Created and Developed by Jennifer Ilse and Paul Herwig

Project Initiator – Jennifer Ilse

Choreography by Jennifer Ilse
Scenic Design, Masks and Props by Paul Herwig
Sound Design by Reid Kruger
Lighting Design by Paul Epton
Text by Marcie Rendon

Cast – 9, Keisha Richburg, Jerome Barnes, John Carl Heimbuch, Jim Lieberthal, Virginia Krubsak, Jaime Kleiman, Amber Ellison, Jennifer Ilse, Paul Herwig

Duration - 85 min

Reviews

City Pages Review

"Jennifer Ilse and Paul Herwig's ever-inventive Off-Leash Area, formerly the Theater Gallery, unleashes the most ambitious piece yet with Predator-Prey, a strange mix of dance, theater, Native American mythology, and elliptical social commentary. Created in collaboration with Anishinaabe playwright Marcie Rendon, the show is set in an icy Midwestern winter and follows the lives of two unnamed characters, a contemporary businesswoman, and a "Woman in the Natural World" from the distant Great Plains. The audience sits on pillows and is periodically directed to move to different spots in the theater, providing different perspectives on Herwig's gray and ghostly set/installation piece... Predator-Prey is also captivatingly mysterious, and Ilse's dancing is outstanding throughout, especially an anxious, choppy response to a stalled car and to the whole working-world treadmill.

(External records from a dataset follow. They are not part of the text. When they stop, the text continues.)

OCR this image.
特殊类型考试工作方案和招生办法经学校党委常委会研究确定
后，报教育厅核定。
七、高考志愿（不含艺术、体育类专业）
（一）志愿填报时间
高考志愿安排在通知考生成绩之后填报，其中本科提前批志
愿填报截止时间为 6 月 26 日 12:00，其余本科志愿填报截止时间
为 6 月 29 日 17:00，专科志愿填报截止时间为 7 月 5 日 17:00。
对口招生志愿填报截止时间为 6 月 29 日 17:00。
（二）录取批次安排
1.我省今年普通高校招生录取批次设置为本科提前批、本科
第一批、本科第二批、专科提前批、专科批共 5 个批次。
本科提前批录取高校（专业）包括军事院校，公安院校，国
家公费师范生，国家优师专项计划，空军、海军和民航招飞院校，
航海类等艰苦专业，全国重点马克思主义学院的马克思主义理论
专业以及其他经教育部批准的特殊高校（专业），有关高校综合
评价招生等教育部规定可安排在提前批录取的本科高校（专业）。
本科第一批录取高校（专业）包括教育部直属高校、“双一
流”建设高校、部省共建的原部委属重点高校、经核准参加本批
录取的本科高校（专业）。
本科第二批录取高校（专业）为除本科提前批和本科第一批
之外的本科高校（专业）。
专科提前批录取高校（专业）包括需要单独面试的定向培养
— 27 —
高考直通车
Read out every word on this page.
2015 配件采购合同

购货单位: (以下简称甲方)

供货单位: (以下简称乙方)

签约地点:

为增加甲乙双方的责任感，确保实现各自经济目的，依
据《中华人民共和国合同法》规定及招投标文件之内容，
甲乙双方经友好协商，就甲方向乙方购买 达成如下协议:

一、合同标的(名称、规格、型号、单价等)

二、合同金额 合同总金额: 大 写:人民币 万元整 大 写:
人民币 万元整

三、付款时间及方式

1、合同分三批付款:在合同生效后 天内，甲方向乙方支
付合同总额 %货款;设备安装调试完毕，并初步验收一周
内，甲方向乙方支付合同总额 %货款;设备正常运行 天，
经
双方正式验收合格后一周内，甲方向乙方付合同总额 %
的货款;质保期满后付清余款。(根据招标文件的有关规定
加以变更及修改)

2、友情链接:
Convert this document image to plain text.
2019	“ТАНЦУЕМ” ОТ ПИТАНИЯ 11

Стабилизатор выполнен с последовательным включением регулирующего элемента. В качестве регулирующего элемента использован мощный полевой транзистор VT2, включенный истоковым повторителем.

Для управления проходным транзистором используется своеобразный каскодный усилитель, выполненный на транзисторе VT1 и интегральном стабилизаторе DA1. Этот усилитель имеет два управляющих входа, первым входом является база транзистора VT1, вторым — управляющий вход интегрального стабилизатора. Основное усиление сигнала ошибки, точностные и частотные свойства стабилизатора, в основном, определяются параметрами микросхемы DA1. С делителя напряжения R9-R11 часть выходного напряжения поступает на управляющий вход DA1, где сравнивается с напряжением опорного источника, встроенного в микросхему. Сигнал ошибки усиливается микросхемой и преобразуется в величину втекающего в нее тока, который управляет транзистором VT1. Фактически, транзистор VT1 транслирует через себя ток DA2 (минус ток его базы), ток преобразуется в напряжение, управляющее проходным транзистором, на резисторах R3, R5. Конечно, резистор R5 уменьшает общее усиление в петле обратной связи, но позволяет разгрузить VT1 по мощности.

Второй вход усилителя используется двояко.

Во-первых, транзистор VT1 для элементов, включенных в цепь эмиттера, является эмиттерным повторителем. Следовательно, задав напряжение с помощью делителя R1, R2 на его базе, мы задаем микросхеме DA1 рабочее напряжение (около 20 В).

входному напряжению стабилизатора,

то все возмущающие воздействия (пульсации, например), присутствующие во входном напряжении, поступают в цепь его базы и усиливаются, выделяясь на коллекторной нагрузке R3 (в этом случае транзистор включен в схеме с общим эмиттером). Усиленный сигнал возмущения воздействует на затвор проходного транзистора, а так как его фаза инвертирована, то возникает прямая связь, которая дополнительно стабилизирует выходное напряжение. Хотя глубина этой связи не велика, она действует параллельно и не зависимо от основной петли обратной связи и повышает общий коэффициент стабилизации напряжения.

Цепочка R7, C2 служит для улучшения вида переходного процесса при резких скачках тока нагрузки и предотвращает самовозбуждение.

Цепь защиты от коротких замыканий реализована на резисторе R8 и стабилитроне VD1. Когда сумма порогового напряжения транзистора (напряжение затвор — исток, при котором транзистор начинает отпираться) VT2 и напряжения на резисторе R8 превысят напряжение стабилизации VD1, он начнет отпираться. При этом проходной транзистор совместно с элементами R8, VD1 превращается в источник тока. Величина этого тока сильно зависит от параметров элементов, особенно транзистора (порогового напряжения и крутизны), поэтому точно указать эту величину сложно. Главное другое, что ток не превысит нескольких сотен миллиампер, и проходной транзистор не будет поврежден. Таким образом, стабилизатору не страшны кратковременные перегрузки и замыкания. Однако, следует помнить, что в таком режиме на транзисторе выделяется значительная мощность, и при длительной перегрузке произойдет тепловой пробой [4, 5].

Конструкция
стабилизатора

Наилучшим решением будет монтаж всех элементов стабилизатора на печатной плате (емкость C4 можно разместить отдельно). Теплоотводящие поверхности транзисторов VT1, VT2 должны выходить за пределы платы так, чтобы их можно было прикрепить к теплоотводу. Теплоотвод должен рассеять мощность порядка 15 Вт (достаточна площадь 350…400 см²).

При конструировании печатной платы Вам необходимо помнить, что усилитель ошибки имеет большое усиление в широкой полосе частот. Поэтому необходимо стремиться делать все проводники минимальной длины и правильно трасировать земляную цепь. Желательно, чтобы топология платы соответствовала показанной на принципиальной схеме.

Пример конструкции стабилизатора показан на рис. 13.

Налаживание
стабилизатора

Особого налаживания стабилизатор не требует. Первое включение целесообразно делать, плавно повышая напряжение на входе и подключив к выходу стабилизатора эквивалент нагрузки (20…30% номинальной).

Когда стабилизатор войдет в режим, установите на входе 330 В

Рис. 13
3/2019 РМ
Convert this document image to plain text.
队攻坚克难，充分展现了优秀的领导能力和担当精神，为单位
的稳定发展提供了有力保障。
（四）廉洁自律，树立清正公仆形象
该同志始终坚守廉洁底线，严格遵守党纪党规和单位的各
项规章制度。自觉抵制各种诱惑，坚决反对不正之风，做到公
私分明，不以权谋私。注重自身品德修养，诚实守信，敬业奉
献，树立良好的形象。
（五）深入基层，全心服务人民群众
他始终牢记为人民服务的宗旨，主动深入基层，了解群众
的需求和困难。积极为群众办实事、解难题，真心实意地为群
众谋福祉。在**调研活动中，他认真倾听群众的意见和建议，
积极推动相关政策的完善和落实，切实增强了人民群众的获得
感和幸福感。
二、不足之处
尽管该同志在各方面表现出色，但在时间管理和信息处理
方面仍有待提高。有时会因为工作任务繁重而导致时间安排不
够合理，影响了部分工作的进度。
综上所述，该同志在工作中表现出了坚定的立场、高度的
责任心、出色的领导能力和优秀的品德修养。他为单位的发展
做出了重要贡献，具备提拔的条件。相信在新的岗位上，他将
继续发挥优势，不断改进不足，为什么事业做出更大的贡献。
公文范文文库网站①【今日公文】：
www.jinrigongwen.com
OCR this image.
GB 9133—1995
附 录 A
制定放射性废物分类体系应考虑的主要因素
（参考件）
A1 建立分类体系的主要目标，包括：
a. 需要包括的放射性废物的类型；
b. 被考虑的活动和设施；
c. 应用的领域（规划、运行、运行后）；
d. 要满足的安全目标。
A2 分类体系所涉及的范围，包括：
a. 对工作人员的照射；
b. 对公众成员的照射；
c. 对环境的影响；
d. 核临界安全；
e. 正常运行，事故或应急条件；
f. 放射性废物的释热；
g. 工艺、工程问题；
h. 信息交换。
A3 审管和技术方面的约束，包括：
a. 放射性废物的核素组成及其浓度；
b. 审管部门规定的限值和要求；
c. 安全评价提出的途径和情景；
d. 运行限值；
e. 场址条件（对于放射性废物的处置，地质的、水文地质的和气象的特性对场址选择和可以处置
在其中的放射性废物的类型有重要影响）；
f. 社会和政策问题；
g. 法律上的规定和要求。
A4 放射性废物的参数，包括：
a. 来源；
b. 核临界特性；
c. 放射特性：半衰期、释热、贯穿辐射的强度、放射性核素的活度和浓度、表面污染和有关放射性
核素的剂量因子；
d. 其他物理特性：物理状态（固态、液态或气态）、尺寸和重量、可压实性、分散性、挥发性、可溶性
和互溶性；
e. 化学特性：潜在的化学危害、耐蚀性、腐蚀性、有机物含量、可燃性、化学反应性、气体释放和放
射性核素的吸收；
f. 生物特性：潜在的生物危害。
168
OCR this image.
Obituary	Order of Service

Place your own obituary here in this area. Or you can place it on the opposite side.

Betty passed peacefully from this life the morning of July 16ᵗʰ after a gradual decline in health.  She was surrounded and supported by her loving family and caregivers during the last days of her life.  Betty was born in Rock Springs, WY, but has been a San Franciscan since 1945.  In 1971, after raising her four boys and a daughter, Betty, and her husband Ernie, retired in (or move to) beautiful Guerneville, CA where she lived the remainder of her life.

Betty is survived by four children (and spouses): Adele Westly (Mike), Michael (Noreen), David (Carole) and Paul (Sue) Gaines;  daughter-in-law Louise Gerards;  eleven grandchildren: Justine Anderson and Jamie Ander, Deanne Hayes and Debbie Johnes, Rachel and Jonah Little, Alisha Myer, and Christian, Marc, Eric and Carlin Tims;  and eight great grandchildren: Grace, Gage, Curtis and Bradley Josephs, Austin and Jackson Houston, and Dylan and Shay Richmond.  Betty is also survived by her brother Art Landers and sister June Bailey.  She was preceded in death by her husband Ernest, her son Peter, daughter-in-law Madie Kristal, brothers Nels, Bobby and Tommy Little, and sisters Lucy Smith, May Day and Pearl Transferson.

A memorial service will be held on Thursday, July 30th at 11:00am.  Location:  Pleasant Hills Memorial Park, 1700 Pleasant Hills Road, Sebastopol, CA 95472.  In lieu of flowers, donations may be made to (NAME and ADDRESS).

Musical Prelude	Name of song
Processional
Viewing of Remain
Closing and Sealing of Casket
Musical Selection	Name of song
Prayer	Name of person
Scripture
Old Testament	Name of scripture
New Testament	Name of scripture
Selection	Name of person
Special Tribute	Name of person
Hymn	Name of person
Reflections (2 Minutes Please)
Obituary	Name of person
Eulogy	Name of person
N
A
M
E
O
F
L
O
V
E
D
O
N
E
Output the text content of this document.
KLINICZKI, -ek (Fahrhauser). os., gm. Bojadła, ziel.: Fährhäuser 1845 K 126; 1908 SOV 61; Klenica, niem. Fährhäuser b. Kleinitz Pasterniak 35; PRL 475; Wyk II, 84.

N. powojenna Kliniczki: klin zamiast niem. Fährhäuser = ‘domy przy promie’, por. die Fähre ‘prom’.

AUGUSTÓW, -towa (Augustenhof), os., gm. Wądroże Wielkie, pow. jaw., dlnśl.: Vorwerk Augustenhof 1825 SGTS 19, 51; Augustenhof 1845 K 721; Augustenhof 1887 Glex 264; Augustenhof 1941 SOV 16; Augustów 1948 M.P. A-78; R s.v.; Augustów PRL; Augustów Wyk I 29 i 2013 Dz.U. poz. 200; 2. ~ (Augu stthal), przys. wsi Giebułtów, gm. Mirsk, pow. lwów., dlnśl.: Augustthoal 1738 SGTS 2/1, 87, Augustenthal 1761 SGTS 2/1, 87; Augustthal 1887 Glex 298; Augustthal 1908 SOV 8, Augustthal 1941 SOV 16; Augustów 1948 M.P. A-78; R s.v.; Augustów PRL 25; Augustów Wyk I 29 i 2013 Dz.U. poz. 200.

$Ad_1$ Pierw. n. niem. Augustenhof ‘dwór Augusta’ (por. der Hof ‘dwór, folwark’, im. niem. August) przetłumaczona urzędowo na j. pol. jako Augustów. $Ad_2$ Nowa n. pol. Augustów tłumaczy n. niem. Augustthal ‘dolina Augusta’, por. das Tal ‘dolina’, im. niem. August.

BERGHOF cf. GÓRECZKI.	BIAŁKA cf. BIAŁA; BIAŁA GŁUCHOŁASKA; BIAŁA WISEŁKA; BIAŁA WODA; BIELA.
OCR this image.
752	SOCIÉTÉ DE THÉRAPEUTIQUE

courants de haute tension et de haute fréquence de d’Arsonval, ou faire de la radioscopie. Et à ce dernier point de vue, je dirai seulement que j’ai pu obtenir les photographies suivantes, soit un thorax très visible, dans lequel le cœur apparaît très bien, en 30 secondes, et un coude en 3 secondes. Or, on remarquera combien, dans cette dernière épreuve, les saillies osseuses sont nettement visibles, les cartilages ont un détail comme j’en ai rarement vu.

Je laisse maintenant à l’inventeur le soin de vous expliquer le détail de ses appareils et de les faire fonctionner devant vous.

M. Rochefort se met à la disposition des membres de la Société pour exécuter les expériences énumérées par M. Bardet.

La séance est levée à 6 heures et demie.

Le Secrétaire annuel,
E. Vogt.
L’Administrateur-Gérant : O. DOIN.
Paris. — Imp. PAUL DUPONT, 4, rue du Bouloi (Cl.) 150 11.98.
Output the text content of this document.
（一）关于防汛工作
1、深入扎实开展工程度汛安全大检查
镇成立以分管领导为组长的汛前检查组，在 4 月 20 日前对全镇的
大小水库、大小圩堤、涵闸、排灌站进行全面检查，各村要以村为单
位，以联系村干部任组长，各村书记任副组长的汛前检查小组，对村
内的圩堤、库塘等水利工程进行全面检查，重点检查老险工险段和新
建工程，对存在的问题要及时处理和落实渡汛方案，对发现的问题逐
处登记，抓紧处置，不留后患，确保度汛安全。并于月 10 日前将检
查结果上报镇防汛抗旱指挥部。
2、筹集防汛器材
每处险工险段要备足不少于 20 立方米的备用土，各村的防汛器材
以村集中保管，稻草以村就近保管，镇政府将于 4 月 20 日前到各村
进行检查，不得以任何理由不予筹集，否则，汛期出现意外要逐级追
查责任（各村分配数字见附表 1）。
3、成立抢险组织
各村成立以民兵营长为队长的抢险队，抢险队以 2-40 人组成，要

- Dylan Hicks, CITY PAGES A-Listing, February 25th, 2004

StarTribune Review

"The audience sits in a bleak midwinter environment. A trio of shape-shifting spirits chants the tale as three crows watch over two women in conflict. One, Woman in an Urban World, battles against the mechanized speed of contemporary society. The other, Woman in the Natural World, struggles simply to survive in a primitive, prehistoric realm... The work succeeds mostly as an art installation. The seats have been removed from the space, and the audience sits amid ponds of glass shards and prairie grasses. Designer Herwig has created striking urban and forest landscapes of black, white and gray that cover the walls. With the dense and austere aural design by Reid Kruger, it's an evocative environment to support the movement... The parallel stories come together in juxtaposed solos for the two women. Ilse, as the urban woman, and Amber Ellison, as the natural one, have something meaningful to dance, and they execute it with real passion. The climax is a moment of compelling theater."